Теперь же, уразумев своим собачьим умом, что именно сегодня вся компания двигается в путь, он не позволил никому проспать это событие.
Каэ проснулась оттого, что жесткий, похожий на терку язык принялся ожесточенно вылизывать ее руку, свесившуюся с края постели. Она моментально подскочила, потрепала пса и крохотным смерчиком, вполне даже симпатичным и не слишком разрушительным, помчалась к своему любимому бассейну с морской водой. Она обрушилась в свежую, крепко пахнущую солью и йодом зеленую воду и поплыла среди водорослей и мечущихся рыбок. Потом вынырнула где-то на середине и несколько минут блаженно лежала на спине, расставив руки и уткнувшись лицом в теплое и доброе небо. Однако она хорошо помнила, что сегодня эта прекрасная процедура должна быть сокращена до минимума, и поплыла к краю бассейна. Тод стоял на сухом и безопасном месте и отчаянно лаял, призывая хозяйку поскорее вылезать из мокрой неуютной воды. Пес был лохматый, ему было жарко на солнце, но купаться он не любил и делал это крайне неохотно, когда нужда заставляла.
Нингишзида уже торопился навстречу своей богине по зеленой траве, расцвеченной яркими пятнами цветов. Он был грустен и взволнован: через час с небольшим его повелительница должна была снова покинуть свою страну, и он плохо представлял себе, как будет жить без нее. Единственное, что немного утешало его, – это обещание Барнабы на сей раз расстараться для общего дела.
– Доброе утро, Каэ, дорогая.
– Доброе, мой добрый гений. Как у нас дела?
– Все в сборе. Отряд сангасоев стоит у храма, Жнец и Воин уже там и вовсю командуют, так что наш могущественный правитель не может найти себе достойного применения. Князь Энгурры, маг и Хозяин Огня тоже собрались. Только вот достойного Барнабу все еще будят. Но впереди час, – не без сомнения протянул Нингишзида, – может, успеют.

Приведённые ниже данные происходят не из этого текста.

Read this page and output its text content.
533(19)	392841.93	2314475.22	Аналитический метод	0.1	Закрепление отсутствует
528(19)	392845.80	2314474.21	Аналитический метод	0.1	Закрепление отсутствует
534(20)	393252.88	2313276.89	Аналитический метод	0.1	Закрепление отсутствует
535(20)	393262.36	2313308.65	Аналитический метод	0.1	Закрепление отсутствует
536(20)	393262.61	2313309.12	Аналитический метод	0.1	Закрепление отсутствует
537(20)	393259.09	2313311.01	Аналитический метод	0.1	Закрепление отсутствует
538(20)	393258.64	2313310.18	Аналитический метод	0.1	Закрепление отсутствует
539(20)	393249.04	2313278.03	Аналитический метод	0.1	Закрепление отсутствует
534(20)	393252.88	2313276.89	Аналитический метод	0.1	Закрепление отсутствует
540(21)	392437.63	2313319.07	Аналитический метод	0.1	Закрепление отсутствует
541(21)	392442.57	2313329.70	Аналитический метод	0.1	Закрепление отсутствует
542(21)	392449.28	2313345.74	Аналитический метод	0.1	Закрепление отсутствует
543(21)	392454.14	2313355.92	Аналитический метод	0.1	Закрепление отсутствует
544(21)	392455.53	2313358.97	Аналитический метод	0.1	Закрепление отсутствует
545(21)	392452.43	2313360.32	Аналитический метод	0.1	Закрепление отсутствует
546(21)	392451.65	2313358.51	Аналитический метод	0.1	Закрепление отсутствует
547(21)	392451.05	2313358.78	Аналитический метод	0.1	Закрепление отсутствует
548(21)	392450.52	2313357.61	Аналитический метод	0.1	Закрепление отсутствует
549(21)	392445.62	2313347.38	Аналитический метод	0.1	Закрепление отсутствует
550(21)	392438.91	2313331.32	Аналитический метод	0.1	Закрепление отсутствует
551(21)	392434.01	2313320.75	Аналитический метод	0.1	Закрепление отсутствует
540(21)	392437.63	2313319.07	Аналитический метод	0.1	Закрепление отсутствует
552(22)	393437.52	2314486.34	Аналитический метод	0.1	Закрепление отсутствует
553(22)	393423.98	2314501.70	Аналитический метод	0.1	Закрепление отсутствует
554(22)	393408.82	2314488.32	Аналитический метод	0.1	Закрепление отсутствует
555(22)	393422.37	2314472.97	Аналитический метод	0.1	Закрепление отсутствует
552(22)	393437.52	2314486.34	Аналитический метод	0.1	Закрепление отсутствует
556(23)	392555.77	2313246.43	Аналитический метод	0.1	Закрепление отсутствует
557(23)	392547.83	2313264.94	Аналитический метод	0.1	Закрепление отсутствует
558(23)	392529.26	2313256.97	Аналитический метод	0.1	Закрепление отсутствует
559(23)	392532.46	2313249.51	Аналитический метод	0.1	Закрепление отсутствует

– Если не успеют за полчаса, я сама им помогу.
– Это было бы прекрасно, – расцвел моментально жрец.
– Тогда подожди пару минут, я мигом. – И Каэ помчалась в свои покои, чтобы переодеться в сухое и собраться в путь. К тому же ей предстояло еще одно, крайне важное дело: проститься с собственным храмом и любимыми друзьями.
Нечестно было бы дознаваться, о чем она говорила с ними в священной роще Салмакиды, что обещала, о чем просила. Известно только, что минут через двадцать она покинула рощу и отправилась в храм Ингатейя Сангасойи – сердце Запретных Земель.
Ей нужно было убедить это странное существо, жившее собственной жизнью, чтобы он подождал ее, заменил ее; чтобы люди, толпой идущие в Сонандан за утешением и надеждой, не остались без них именно тогда, когда это более всего им необходимо. Со стороны это выглядело довольно странно: юная женщина, наряженная в мужской костюм, с двумя великолепными мечами, висевшими за спиной, в шипастых наручах и высоких сапогах на шнуровке, энергично жестикулировала, обращаясь прямо к дверям изумительного строения под зеленой чешуйчатой крышей, сложенной из нефритовых пластин. Двери задумчиво скрипели и болтались взад и вперед, словно отвечая. Кстати, не одно поколение послушников усердно смазывало петли этих странных дверей маслами самых лучших сортов, и все равно они продолжали издавать звуки, более всего похожие на человеческие голоса. К этому давно привыкли, и ко мнению дверей некоторые жрецы прислушивались весьма и весьма серьезно. А маслом их смазывали только для того, чтобы сделать приятное.
– Я. вернусь. Постараюсь скоро. На тебя вся моя надежда – принимай паломников, не лишай их света Истины. А я привезу тебе что-нибудь особенное. Я буду скучать.
– И-я-я-я, и-я-я-я, – скрипнули отчаянно двери.
– Ты выполнишь мою просьбу?
– Да-а, – бухнул дверной замок.
– Спасибо. И прощай, мне нужно идти.
– И-и-ди, – взвизгнули петли, – про-ща-ай.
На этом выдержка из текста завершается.